Bij deze campagne werd ook getest met een titelspecifieke mailing voor de voorstelling The Little Foxes en de algemene mailing. Wanneer iemand The Little Foxes in het winkelmandje gedaan had, dan werd diegene daarop geattendeerd via een e-mail. Bij iedere andere voorstelling werd in de mailing aangegeven dat er nog “een voorstelling” in het mandje zat.
Ook bij deze campagne werden goede resultaten bereikt. Opvallend is dat de algemene mailing het bij deze campagne beter deed dan de specifieke mailing (respectievelijk een verschil van 8% tussen actiegroep en controlegroep, tegenover een verschil van 3% bij de titelspecifieke mailing).
De Stay With Me campagne genereerde in verhouding met de Vergeet Me Niet campagne betere resultaten, omdat bij de Vergeet Me Niet controlegroep – de mensen die niet gemaild waren – ook al een hoge conversie van 18% te meten was (tegenover een conversie van 21% van de mensen in de actiegroep). Je zou hieruit kunnen concluderen dat veel mensen de intentie hebben de koop op een later moment af te ronden wanneer zij een ticket in hun winkelmandje hebben gedaan. Bovendien werden deze initiatieven getest in april, nog voor de voorverkoop bij de Koninklijke Schouwburg, dus het klinkt aannemelijk dat websitebezoekers nog even over hun keuze wilden nadenken of overleggen.
Uit de analyse van het online zoekgedrag bleek ook dat er potentie ligt in het verkopen van voorstellingsbundels. In online bestellingen wordt meestal voor één voorstelling kaarten gekocht, terwijl meer dan de helft van de websitebezoekers (59%) nog verder kijkt op de website na de aanschaf van het ticket.
Hier ging de Koninklijke Schouwburg ook mee aan de slag. Er werden drie bundels ontwikkeld: een toneelbundel, een theatercollegebundel en een peutervoorstellingenbundel. Ook dit initiatief behaalde goede resultaten, maar was in absolute aantallen te laag om er echte conclusies aan te verbinden. “Het is wel een interessant concept om verder te analyseren en uit te bouwen” aldus Smelt.

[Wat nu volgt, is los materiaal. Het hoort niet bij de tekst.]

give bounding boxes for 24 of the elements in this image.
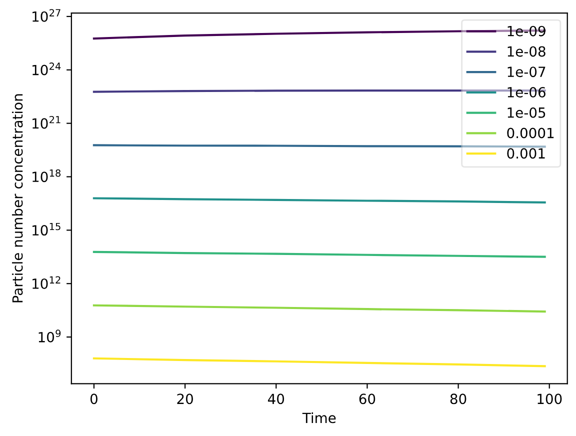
y-tick-label: 10$^{24}$ [32, 62, 61, 76]
x-axis-title: Time [302, 412, 336, 424]
x-tick-label: 60 [359, 394, 376, 404]
y-tick-label: 10$^{21}$ [32, 116, 60, 129]
line-series [92, 304, 546, 313]
x-tick-label: 0 [90, 394, 98, 404]
x-tick-label: 80 [450, 394, 466, 404]
y-tick-label: 10$^{12}$ [32, 276, 60, 289]
legend-label: 1e-06 [508, 86, 546, 98]
y-tick-label: 10$^{9}$ [38, 330, 61, 342]
line-series [92, 357, 546, 368]
legend-label: 0.001 [507, 148, 545, 159]
legend-label: 1e-07 [508, 66, 546, 78]
legend-label: 1e-09 [508, 26, 546, 36]
y-tick-label: 10$^{15}$ [32, 222, 60, 236]
y-axis-title: Particle number concentration [12, 94, 23, 302]
x-tick-label: 20 [177, 394, 193, 404]
y-tick-label: 10$^{27}$ [32, 9, 60, 22]
legend-label: 1e-05 [508, 107, 546, 118]
x-tick-label: 40 [268, 394, 284, 404]
y-tick-label: 10$^{18}$ [32, 169, 61, 182]
x-tick-label: 100 [538, 394, 562, 404]
legend-label: 0.0001 [507, 128, 554, 138]
legend-label: 1e-08 [508, 46, 546, 57]
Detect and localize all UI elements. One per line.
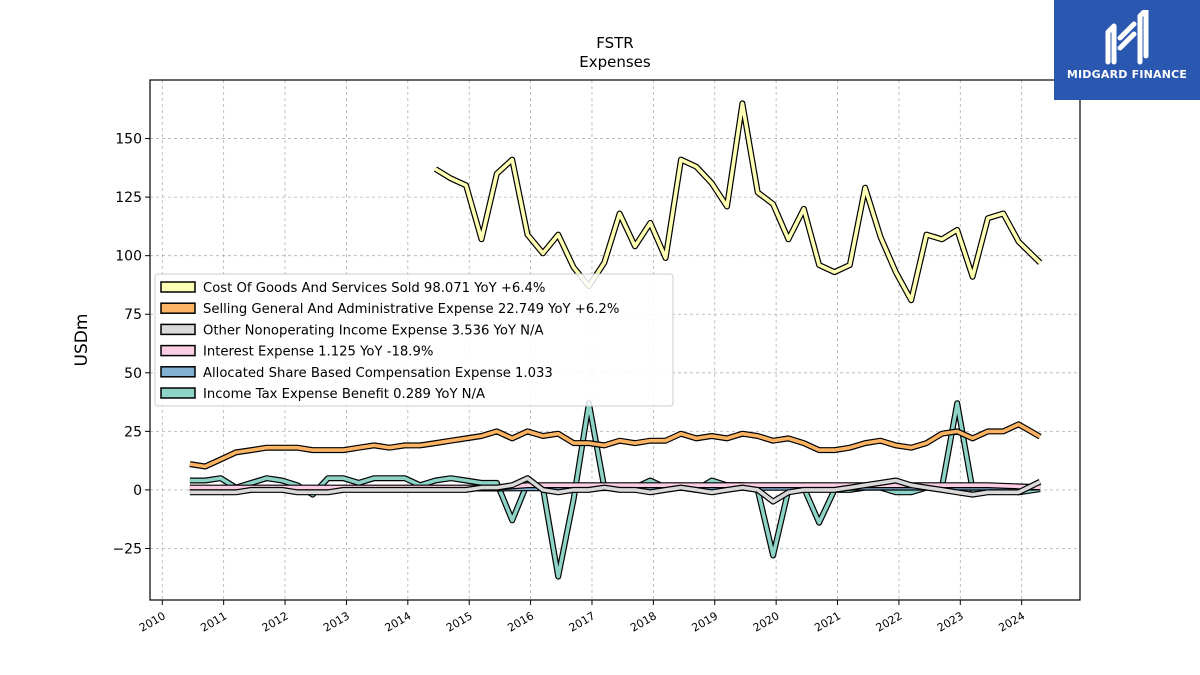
chart-title: FSTR [596, 34, 633, 52]
x-tick-label: 2014 [383, 609, 414, 634]
x-tick-label: 2016 [505, 609, 536, 634]
axes-frame [149, 79, 1081, 601]
x-tick-label: 2021 [812, 609, 843, 634]
x-tick-label: 2018 [628, 609, 659, 634]
midgard-logo-icon [1105, 10, 1149, 65]
y-tick-label: −25 [112, 541, 142, 557]
legend-swatch [160, 323, 196, 336]
x-tick-label: 2024 [996, 609, 1027, 634]
series-1 [433, 100, 1043, 304]
x-tick-label: 2011 [198, 609, 229, 634]
y-tick-label: 0 [133, 483, 142, 499]
x-tick-label: 2022 [874, 609, 905, 634]
series-2 [189, 421, 1042, 470]
series-line [189, 476, 1041, 504]
legend-label: Income Tax Expense Benefit 0.289 YoY N/A [203, 387, 485, 402]
legend-box [154, 273, 674, 407]
y-tick-label: 75 [124, 307, 142, 323]
legend-label: Other Nonoperating Income Expense 3.536 … [203, 323, 544, 338]
legend-label: Cost Of Goods And Services Sold 98.071 Y… [203, 281, 545, 296]
chart-subtitle: Expenses [579, 53, 651, 71]
y-tick-label: 150 [115, 132, 142, 148]
legend-swatch [160, 344, 196, 357]
series-3 [189, 475, 1042, 505]
y-tick-label: 25 [124, 424, 142, 440]
y-tick-label: 50 [124, 366, 142, 382]
legend-label: Interest Expense 1.125 YoY -18.9% [203, 345, 433, 360]
x-tick-label: 2010 [137, 609, 168, 634]
legend-label: Allocated Share Based Compensation Expen… [203, 366, 553, 381]
x-tick-label: 2012 [260, 609, 291, 634]
legend-swatch [160, 366, 196, 378]
y-tick-label: 100 [115, 249, 142, 265]
series-line [434, 101, 1042, 303]
legend: Cost Of Goods And Services Sold 98.071 Y… [154, 273, 674, 407]
x-tick-label: 2023 [935, 609, 966, 634]
legend-swatch [160, 281, 196, 293]
y-tick-label: 125 [115, 190, 142, 206]
logo-text: MIDGARD FINANCE [1066, 68, 1188, 81]
midgard-finance-logo: MIDGARD FINANCE [1054, 0, 1200, 100]
x-tick-label: 2019 [690, 609, 721, 634]
legend-label: Selling General And Administrative Expen… [203, 302, 619, 317]
x-tick-label: 2013 [321, 609, 352, 634]
legend-swatch [160, 302, 196, 314]
x-tick-label: 2020 [751, 609, 782, 634]
x-tick-label: 2017 [567, 609, 598, 634]
legend-swatch [160, 387, 196, 399]
series-line [189, 422, 1041, 469]
x-tick-label: 2015 [444, 609, 475, 634]
y-axis-label: USDm [72, 314, 92, 367]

Van de in totaal 20 initiatieven zijn er 5 getest door de theaters. Opvallend was dat er weinig verschil in de resultaten bleek tussen de deelnemende podia in Eindhoven, Arnhem en Den Haag.

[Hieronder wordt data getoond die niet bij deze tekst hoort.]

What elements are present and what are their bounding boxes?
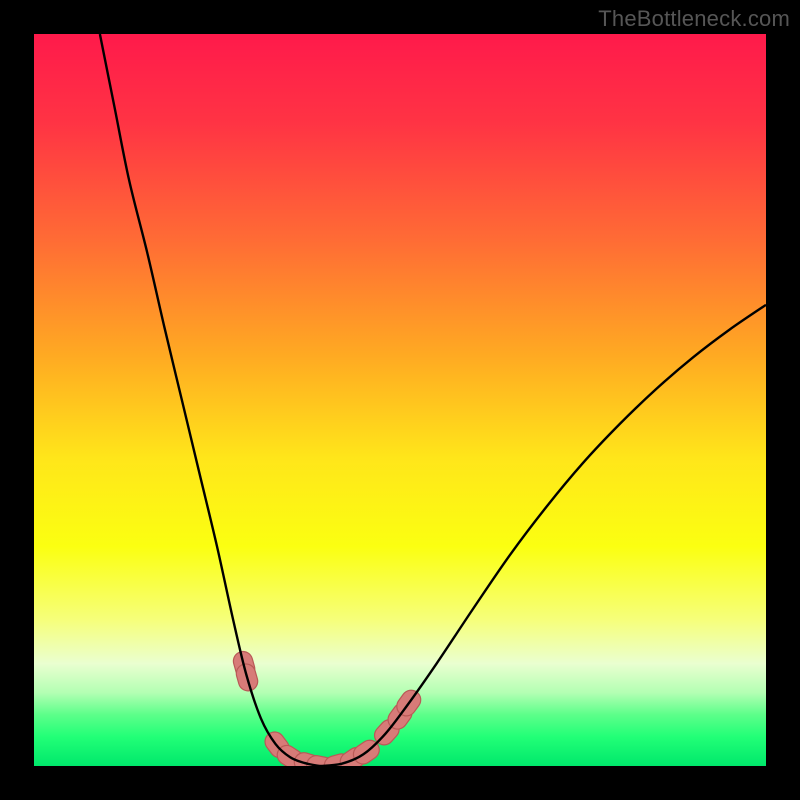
chart-container: { "watermark": { "text": "TheBottleneck.…	[0, 0, 800, 800]
curve-layer	[34, 34, 766, 766]
data-markers	[243, 661, 411, 766]
left-branch-curve	[100, 34, 320, 766]
watermark-text: TheBottleneck.com	[598, 6, 790, 32]
right-branch-curve	[319, 305, 766, 766]
plot-area	[34, 34, 766, 766]
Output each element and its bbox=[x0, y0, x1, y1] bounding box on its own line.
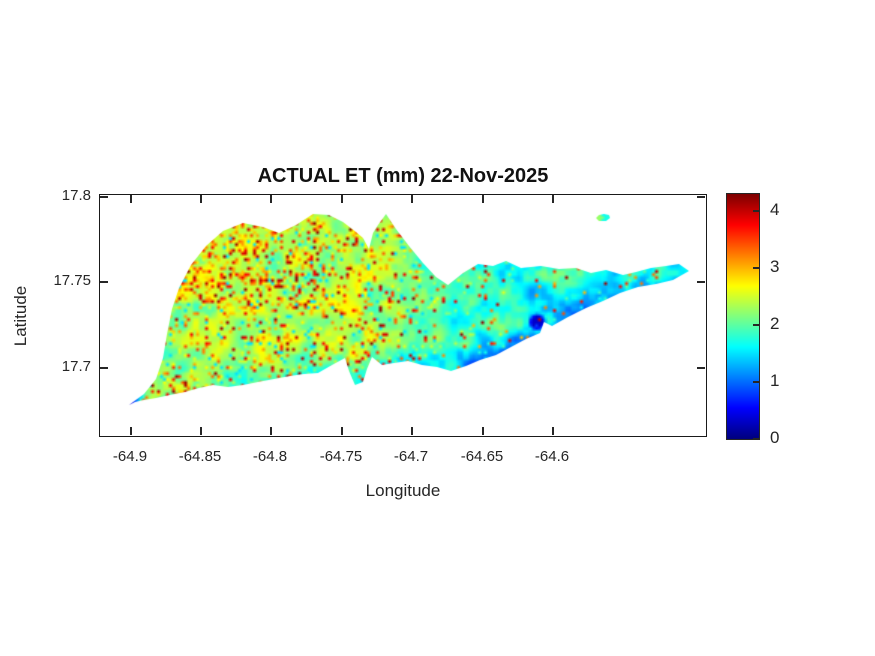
colorbar-tick-mark bbox=[753, 267, 759, 269]
colorbar-tick-label: 1 bbox=[770, 371, 780, 391]
x-tick-label: -64.6 bbox=[534, 448, 570, 465]
tick-mark bbox=[130, 427, 132, 435]
x-tick-label: -64.7 bbox=[393, 448, 429, 465]
tick-mark bbox=[552, 195, 554, 203]
y-tick-label: 17.8 bbox=[61, 187, 91, 204]
colorbar-tick-mark bbox=[753, 438, 759, 440]
tick-mark bbox=[697, 281, 705, 283]
tick-mark bbox=[411, 427, 413, 435]
colorbar-tick-mark bbox=[753, 381, 759, 383]
colorbar-tick-label: 3 bbox=[770, 257, 780, 277]
plot-area bbox=[99, 194, 708, 438]
colorbar-tick-label: 0 bbox=[770, 428, 780, 447]
colorbar-tick-mark bbox=[753, 210, 759, 212]
colorbar-tick-label: 2 bbox=[770, 314, 780, 334]
tick-mark bbox=[482, 195, 484, 203]
tick-mark bbox=[130, 195, 132, 203]
tick-mark bbox=[697, 367, 705, 369]
y-tick-label: 17.7 bbox=[61, 358, 91, 375]
tick-mark bbox=[200, 195, 202, 203]
tick-mark bbox=[482, 427, 484, 435]
tick-mark bbox=[697, 196, 705, 198]
tick-mark bbox=[270, 195, 272, 203]
tick-mark bbox=[552, 427, 554, 435]
tick-mark bbox=[411, 195, 413, 203]
chart-title: ACTUAL ET (mm) 22-Nov-2025 bbox=[257, 165, 549, 187]
x-tick-label: -64.9 bbox=[112, 448, 148, 465]
colorbar-gradient-canvas bbox=[727, 194, 759, 439]
tick-mark bbox=[341, 195, 343, 203]
tick-mark bbox=[200, 427, 202, 435]
et-map-canvas bbox=[100, 195, 708, 438]
tick-mark bbox=[100, 367, 108, 369]
tick-mark bbox=[100, 196, 108, 198]
x-axis-label: Longitude bbox=[365, 481, 441, 500]
colorbar-tick-mark bbox=[753, 324, 759, 326]
tick-mark bbox=[270, 427, 272, 435]
x-tick-label: -64.8 bbox=[252, 448, 288, 465]
colorbar bbox=[726, 193, 760, 440]
x-tick-label: -64.75 bbox=[319, 448, 363, 465]
y-tick-label: 17.75 bbox=[53, 272, 91, 289]
tick-mark bbox=[341, 427, 343, 435]
x-tick-label: -64.85 bbox=[178, 448, 222, 465]
colorbar-tick-label: 4 bbox=[770, 200, 780, 220]
x-tick-label: -64.65 bbox=[460, 448, 504, 465]
tick-mark bbox=[100, 281, 108, 283]
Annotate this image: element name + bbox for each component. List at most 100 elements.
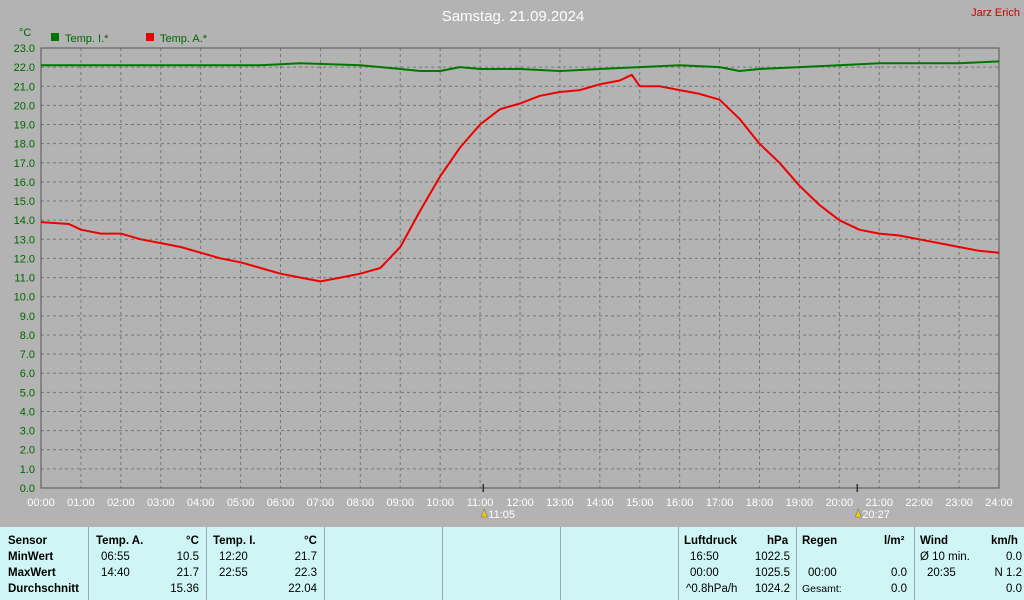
y-tick-label: 20.0 — [14, 100, 35, 112]
y-tick-label: 2.0 — [20, 445, 35, 457]
x-tick-label: 08:00 — [347, 497, 375, 509]
y-tick-label: 10.0 — [14, 292, 35, 304]
x-tick-label: 23:00 — [945, 497, 973, 509]
legend-swatch-indoor — [51, 33, 59, 41]
x-tick-label: 11:00 — [467, 497, 494, 509]
rain-time: 00:00 — [808, 567, 837, 579]
y-tick-label: 14.0 — [14, 215, 35, 227]
temp-i-max-time: 22:55 — [219, 567, 248, 579]
x-tick-label: 19:00 — [786, 497, 814, 509]
x-tick-label: 09:00 — [386, 497, 414, 509]
temp-a-header: Temp. A. — [96, 535, 144, 547]
rain-total-label: Gesamt: — [802, 583, 842, 595]
marker-label: 20:27 — [862, 509, 890, 521]
temp-a-max-time: 14:40 — [101, 567, 130, 579]
y-tick-label: 11.0 — [14, 273, 35, 285]
temp-i-max-value: 22.3 — [294, 567, 317, 579]
wind-max-time: 20:35 — [927, 567, 956, 579]
statistics-panel: Sensor MinWert MaxWert Durchschnitt Temp… — [0, 527, 1024, 600]
x-tick-label: 13:00 — [546, 497, 574, 509]
x-tick-label: 17:00 — [706, 497, 734, 509]
x-axis: 00:00 01:00 02:00 03:00 04:00 05:00 06:00 07:00… — [27, 497, 1013, 509]
temp-i-unit: °C — [304, 535, 317, 547]
plot-frame — [40, 47, 1000, 489]
y-tick-label: 7.0 — [20, 349, 35, 361]
y-tick-label: 19.0 — [14, 120, 35, 132]
y-tick-label: 22.0 — [14, 62, 35, 74]
x-tick-label: 21:00 — [865, 497, 893, 509]
legend-label-outdoor: Temp. A.* — [160, 33, 208, 45]
series-line-outdoor — [40, 73, 1000, 283]
rain-total-value: 0.0 — [891, 583, 907, 595]
pressure-min-value: 1022.5 — [754, 551, 790, 563]
legend-label-indoor: Temp. I.* — [65, 33, 109, 45]
y-tick-label: 8.0 — [20, 330, 35, 342]
x-tick-label: 20:00 — [826, 497, 854, 509]
rain-header: Regen — [802, 535, 838, 547]
rain-value: 0.0 — [891, 567, 907, 579]
plot-lines — [40, 60, 1000, 283]
temp-i-min-time: 12:20 — [219, 551, 248, 563]
temp-i-min-value: 21.7 — [294, 551, 317, 563]
grid — [40, 47, 1000, 489]
x-tick-label: 16:00 — [666, 497, 694, 509]
x-tick-label: 03:00 — [147, 497, 175, 509]
temp-a-unit: °C — [186, 535, 199, 547]
pressure-max-value: 1025.5 — [754, 567, 790, 579]
legend-swatch-outdoor — [146, 33, 154, 41]
sun-markers: 11:05 20:27 — [480, 484, 890, 521]
maxwert-label: MaxWert — [8, 567, 56, 579]
y-tick-label: 13.0 — [14, 234, 35, 246]
y-axis: 0.0 1.0 2.0 3.0 4.0 5.0 6.0 7.0 8.0 9.0 10.0 11.0 12… — [14, 43, 35, 495]
legend: Temp. I.* Temp. A.* — [51, 33, 208, 45]
temp-a-max-value: 21.7 — [176, 567, 199, 579]
chart-title: Samstag. 21.09.2024 — [442, 8, 585, 25]
temp-a-min-time: 06:55 — [101, 551, 130, 563]
y-tick-label: 23.0 — [14, 43, 35, 55]
sunrise-icon — [480, 508, 488, 518]
sensor-header: Sensor — [8, 535, 47, 547]
wind-header: Wind — [920, 535, 948, 547]
pressure-trend: ^0.8hPa/h — [686, 583, 738, 595]
pressure-current: 1024.2 — [754, 583, 790, 595]
x-tick-label: 07:00 — [307, 497, 335, 509]
y-tick-label: 9.0 — [20, 311, 35, 323]
x-tick-label: 04:00 — [187, 497, 215, 509]
y-tick-label: 12.0 — [14, 253, 35, 265]
pressure-unit: hPa — [767, 535, 789, 547]
y-tick-label: 6.0 — [20, 368, 35, 380]
wind-value: 0.0 — [1006, 583, 1022, 595]
temp-i-average: 22.04 — [288, 583, 317, 595]
series-line-indoor — [41, 60, 1000, 72]
sunset-icon — [854, 508, 862, 518]
pressure-min-time: 16:50 — [690, 551, 719, 563]
x-tick-label: 02:00 — [107, 497, 135, 509]
wind-avg-label: Ø 10 min. — [920, 551, 970, 563]
pressure-header: Luftdruck — [684, 535, 738, 547]
temp-a-average: 15.36 — [170, 583, 199, 595]
temperature-chart: Samstag. 21.09.2024 Jarz Erich °C Temp. … — [14, 7, 1020, 521]
y-tick-label: 21.0 — [14, 81, 35, 93]
x-tick-label: 18:00 — [746, 497, 774, 509]
wind-avg-value: 0.0 — [1006, 551, 1022, 563]
wind-max-value: N 1.2 — [994, 567, 1023, 579]
x-tick-label: 05:00 — [227, 497, 255, 509]
x-tick-label: 24:00 — [985, 497, 1013, 509]
pressure-max-time: 00:00 — [690, 567, 719, 579]
x-tick-label: 00:00 — [27, 497, 55, 509]
y-tick-label: 4.0 — [20, 406, 35, 418]
y-unit-label: °C — [19, 27, 31, 39]
x-tick-label: 10:00 — [426, 497, 454, 509]
x-tick-label: 14:00 — [586, 497, 614, 509]
x-tick-label: 15:00 — [626, 497, 654, 509]
y-tick-label: 5.0 — [20, 387, 35, 399]
temp-i-header: Temp. I. — [213, 535, 256, 547]
x-tick-label: 06:00 — [267, 497, 295, 509]
y-tick-label: 0.0 — [20, 483, 35, 495]
rain-unit: l/m² — [884, 535, 905, 547]
temp-a-min-value: 10.5 — [176, 551, 199, 563]
durchschnitt-label: Durchschnitt — [8, 583, 79, 595]
y-tick-label: 15.0 — [14, 196, 35, 208]
x-tick-label: 12:00 — [506, 497, 534, 509]
author-label: Jarz Erich — [971, 7, 1020, 19]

De algemene conclusie is dat de titelspecifieke mailing in de initiatieven meer opleverde dan de algemene mailingen, maar dit kost het marketingteam natuurlijk ook veel meer tijd. Het is een kwestie van balans vinden en kijken in welke gevallen het de extra tijdsinvestering waard is.
Dankzij de analyses is de Koninklijke Schouwburg een aantal waardevolle klantinzichten rijker. Smelt: “Uit de resultaten bleek dat wij de doelgroep met de hoogste potentie altijd verkeerd hebben ingeschat. We leunden teveel op een klein deel vaste bezoekers die vaak komen. Uit de data bleek dat wij veel ‘one-timers’ hebben en het grootste probleem juist ligt in die mensen terug krijgen.”
Een ander interessant inzicht voor de Koninklijke Schouwburg is dat maar liefst 76% van de bezoekers hun kaarten online koopt. Hiervoor oriënteren de meeste mensen meerdere keren op de website, voordat zij deze aankoop doen. “Wij vullen aan het begin van het seizoen onze voorstellingspagina’s, maar eigenlijk zouden we hier veel actiever in kunnen zijn, zodat mensen iets nieuws zien wanneer ze terugkomen op de site,” aldus Smelt.
Kortom, meten is weten en data is goud waard. Daar heeft Smelt nog een mooie afsluiter op: “theaters hebben in verhouding tot andere culturele instellingen veel data en mogen daar heel blij mee zijn. In de waan van de dag is er vaak geen tijd om data te analyseren, maar het levert echt veel inzicht op, waarop je de rest van het werk veel beter kan inrichten.”